Des scènes de fiction avec des acteurs jouant les méchants de l’autre famille s’entrecroisent avec des reportages où figurent des hommes politiques, des journalistes, des personnalités de la culture qui interviennent dans l’affaire juridique, d’appels et cassation.
Et Souleymane Cissé lui-même, qui revient à l’image pour se livrer à une plaidoirie en bonne et due forme en faveur du bon droit de sa famille.

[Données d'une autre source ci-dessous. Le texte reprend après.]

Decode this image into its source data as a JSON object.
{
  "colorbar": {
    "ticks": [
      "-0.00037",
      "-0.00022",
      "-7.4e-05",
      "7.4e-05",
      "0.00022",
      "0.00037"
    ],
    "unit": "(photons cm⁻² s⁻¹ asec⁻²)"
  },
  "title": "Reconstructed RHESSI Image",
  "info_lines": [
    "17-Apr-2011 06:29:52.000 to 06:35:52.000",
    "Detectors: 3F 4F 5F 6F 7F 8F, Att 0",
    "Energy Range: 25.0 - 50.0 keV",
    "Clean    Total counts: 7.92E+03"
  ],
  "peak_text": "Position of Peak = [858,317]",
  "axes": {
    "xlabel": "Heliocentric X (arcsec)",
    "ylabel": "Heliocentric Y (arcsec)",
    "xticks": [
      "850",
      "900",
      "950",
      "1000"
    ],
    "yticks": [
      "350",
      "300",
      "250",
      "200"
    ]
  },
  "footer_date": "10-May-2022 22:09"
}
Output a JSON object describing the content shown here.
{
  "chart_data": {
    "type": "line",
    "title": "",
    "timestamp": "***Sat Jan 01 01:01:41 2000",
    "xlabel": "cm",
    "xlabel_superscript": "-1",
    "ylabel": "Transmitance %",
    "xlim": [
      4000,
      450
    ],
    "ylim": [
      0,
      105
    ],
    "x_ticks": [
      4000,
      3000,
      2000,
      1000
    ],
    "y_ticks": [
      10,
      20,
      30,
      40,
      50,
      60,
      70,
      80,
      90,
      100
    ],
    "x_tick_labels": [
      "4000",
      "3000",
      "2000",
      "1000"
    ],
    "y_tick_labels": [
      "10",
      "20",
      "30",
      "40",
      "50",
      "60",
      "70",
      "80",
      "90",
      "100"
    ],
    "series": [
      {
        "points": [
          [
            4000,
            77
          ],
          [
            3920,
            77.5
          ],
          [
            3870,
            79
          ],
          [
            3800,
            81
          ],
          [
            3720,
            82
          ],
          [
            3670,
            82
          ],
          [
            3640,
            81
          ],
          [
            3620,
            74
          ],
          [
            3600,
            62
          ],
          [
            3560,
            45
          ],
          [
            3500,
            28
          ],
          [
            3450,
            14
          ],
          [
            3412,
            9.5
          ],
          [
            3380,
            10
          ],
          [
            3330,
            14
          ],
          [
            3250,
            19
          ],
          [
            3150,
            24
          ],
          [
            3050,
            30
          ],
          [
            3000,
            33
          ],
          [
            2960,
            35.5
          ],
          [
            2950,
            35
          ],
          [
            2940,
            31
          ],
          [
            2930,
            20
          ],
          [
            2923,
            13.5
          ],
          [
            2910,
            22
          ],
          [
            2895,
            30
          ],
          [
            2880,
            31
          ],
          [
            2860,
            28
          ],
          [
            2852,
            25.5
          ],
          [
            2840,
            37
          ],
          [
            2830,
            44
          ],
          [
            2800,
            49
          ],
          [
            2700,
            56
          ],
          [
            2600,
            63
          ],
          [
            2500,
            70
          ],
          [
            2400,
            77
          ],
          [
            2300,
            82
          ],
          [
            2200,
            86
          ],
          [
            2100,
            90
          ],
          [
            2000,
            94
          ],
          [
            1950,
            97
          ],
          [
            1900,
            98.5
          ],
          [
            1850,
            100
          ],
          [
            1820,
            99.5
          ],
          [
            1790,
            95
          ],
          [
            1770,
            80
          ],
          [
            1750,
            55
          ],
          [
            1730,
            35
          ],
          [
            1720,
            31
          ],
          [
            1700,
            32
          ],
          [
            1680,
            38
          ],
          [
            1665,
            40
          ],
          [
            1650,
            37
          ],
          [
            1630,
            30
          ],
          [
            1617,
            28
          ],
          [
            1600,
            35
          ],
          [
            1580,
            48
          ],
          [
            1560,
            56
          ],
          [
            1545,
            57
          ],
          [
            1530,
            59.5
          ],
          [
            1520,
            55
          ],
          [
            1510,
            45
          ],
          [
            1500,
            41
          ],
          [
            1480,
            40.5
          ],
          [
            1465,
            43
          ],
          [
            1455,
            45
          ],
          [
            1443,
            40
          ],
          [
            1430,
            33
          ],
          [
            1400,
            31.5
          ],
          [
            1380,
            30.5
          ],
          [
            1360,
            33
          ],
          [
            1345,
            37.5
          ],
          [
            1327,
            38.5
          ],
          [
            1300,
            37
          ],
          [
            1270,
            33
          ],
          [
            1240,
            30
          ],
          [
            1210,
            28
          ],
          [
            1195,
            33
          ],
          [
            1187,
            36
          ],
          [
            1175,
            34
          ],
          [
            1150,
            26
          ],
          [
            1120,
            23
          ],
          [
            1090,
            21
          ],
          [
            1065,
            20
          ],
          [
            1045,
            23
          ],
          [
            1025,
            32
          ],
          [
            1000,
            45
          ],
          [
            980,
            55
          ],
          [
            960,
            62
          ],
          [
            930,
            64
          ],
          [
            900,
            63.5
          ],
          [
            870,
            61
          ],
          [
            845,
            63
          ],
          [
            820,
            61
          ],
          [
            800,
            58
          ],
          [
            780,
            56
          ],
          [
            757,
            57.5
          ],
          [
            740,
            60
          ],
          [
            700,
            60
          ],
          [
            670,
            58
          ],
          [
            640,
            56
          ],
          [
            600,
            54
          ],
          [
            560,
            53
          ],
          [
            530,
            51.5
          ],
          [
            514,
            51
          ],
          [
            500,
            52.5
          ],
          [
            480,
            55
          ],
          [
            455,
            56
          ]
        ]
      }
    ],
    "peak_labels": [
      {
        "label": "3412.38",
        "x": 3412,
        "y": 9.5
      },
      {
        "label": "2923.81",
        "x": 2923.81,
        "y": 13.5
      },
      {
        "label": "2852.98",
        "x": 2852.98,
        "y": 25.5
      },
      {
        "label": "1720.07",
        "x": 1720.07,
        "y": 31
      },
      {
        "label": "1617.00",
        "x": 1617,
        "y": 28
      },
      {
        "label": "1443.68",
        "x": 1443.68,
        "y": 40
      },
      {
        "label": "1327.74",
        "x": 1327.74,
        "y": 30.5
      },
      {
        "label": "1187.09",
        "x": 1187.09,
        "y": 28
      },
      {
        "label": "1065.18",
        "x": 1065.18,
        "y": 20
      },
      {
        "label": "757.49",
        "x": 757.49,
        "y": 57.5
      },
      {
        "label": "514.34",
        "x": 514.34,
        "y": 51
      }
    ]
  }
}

Cissé est un grand artiste, un homme plein de charme et de finesse. Il est donc convaincant. Et la douleur d’être dépossédé de la demeure historique de sa famille est assurément sincère.
Dans la position du juge
Vient pourtant le moment où le spectateur se sent mis dans une position inhabituelle: une position de juge. Pointe alors l’idée qu’en bonne justice il faudrait aussi entendre l’autre famille, qui ne compte pas le plus grand réalisateur d’Afrique de l’Ouest dans ses rangs, mais n’a pas nécessairement tort pour autant.
Le mouvement ne s’interrompt pas là. Emporté par son élan, le cinéaste se lance dans un parallèle pour le moins acrobatique entre l’injustice que sa famille a subi et l’occupation du Nord-Mali par Daech avec son cortège de meurtres et de destructions.
Même en ayant fait du nom et de la dynastie des Cissé des équivalents du Mali tout entier, aujourd’hui et pour l’éternité, la mise en équivalence est choquante.
Si, du coup, la cause qu’O Ka voulait plaider apparaît finalement fragile, cette dynamique associant mythologie, actualité géopolitique et militaire, réalité des conflits fonciers hérités du colonialisme, drame familial et geste souverain de l’auteur confère au film un mouvement vertigineux.
Et, par-delà la légitimité de la cause, qu'il ne nous appartient en aucun cas de juger, une sorte de poésie irrationnelle et enflammée fait de la vision du septième long métrage de Souleymane Cissé une expérience incomparable.